8. A runoff prediction method, characterized in that, include: Acquire real-time multi-source data for the target watershed, including meteorological observation data, hydrological observation data, geospatial data, soil property data, remote sensing inversion data, and human activity records; Based on the real-time multi-source data, the dynamic temporal features, static spatial features, and dynamic spatial features of each sub-basin unit in the target watershed are extracted by a multimodal feature encoder to obtain the node feature vector of each sub-basin unit. The pre-constructed directed graph representing the spatial topology of the watershed and the node feature vectors of each sub-watershed unit are input into the multi-source input hydrological model, and the runoff prediction values ​​of each sub-watershed unit at future times are output. The multi-source input hydrological model is obtained according to any one of the methods described in claims 1-7. The predicted runoff values ​​are post-processed to output a future runoff prediction sequence for the target watershed.

9. A multi-source input hydrological model training device, characterized in that, include: The module is used to construct a directed graph representing the spatial topology of the watershed based on watershed geographic information and river topology data. Nodes represent sub-watershed units and are associated with physical attributes extracted from digital elevation models and soil data, while edges represent river connections and are associated with the hydraulic characteristics of river segments. The feature vector module is used to extract the dynamic temporal features and static geographic features of each node within the historical time window based on multi-source historical hydrological and meteorological data through a multimodal feature encoder, so as to obtain the node feature vector of each node. The prediction module is used to output the predicted runoff values ​​for each node at future times by spatial propagation of a graph neural network with the hydrological continuity equation as a hard constraint during message transmission, based on the directed graph and the node feature vectors of each node.
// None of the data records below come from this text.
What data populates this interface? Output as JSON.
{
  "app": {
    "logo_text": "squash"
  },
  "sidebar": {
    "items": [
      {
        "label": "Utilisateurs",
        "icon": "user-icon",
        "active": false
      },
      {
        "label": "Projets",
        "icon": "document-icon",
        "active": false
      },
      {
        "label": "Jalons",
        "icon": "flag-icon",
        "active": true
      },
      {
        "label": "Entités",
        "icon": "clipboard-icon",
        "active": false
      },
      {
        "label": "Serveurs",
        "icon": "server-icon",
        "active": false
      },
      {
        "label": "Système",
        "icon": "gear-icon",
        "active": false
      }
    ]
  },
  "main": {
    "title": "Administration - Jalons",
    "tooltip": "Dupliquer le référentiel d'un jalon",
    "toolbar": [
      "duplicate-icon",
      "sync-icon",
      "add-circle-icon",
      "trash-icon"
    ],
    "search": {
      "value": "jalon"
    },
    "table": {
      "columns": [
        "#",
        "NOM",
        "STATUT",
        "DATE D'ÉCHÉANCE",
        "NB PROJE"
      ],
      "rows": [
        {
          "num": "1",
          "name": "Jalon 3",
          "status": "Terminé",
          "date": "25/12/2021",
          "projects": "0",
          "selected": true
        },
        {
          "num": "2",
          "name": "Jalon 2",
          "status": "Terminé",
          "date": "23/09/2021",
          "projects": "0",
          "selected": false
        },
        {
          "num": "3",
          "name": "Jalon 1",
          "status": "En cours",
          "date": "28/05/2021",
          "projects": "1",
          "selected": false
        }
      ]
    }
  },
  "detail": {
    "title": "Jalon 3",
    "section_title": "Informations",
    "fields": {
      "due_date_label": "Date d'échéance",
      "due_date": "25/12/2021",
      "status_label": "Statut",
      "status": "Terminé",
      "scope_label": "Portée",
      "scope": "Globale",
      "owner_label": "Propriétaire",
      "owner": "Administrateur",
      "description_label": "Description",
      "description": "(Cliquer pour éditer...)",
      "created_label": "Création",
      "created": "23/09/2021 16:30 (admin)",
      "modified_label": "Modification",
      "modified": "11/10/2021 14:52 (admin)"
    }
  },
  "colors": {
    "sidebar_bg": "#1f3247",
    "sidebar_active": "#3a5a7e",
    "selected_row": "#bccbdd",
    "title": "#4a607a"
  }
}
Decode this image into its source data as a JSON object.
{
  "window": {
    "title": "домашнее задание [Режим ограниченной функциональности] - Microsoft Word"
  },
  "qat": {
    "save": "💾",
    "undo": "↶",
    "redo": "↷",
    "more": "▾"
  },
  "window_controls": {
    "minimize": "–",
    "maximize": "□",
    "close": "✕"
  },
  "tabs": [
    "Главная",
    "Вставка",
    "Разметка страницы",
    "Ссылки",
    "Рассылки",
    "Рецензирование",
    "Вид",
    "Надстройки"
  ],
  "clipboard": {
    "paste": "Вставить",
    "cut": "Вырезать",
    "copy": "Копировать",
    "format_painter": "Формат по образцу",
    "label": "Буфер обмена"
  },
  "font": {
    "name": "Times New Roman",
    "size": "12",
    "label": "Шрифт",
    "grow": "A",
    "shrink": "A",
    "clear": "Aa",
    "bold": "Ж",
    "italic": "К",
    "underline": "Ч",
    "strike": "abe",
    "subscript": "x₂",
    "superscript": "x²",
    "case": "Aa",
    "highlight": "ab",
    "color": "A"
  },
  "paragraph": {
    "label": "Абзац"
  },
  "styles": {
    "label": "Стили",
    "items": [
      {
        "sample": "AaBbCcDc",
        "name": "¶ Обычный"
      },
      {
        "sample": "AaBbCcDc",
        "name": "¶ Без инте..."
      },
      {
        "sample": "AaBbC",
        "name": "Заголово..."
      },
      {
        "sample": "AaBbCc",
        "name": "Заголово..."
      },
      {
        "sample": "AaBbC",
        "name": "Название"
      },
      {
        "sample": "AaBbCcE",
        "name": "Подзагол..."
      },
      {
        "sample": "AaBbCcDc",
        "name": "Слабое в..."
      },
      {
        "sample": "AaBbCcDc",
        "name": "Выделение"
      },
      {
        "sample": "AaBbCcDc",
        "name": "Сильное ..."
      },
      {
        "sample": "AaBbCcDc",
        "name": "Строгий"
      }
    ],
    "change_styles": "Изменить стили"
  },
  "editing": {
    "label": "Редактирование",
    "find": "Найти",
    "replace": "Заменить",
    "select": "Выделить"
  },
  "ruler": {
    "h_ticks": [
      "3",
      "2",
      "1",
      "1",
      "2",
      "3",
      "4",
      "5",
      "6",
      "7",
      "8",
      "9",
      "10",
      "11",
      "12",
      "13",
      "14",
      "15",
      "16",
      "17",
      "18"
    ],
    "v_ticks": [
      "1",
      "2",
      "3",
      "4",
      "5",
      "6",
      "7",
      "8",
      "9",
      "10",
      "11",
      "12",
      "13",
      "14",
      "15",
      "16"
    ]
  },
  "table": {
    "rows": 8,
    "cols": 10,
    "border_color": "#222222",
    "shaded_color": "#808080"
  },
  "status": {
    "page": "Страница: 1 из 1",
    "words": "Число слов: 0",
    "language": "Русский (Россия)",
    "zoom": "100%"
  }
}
The loss module is used to calculate the regularization term used to constrain the sensitivity of the model prediction to causal paths based on the counterfactual samples generated by intervening in the input variables according to the watershed physical model, and obtain the causal consistency regularization loss. The training module is used to train the graph neural network based on the data fitting error between the predicted and observed runoff values, the physical consistency loss calculated based on the discrete residuals of the Saint-Venant equations, and the causal consistency regularization loss, to obtain a trained hydrological process model.

10. An electronic device, characterized in that, include: At least one processor, at least one memory, and computer program instructions stored in the memory, which, when executed by the processor, implement the method as described in any one of claims 1-8.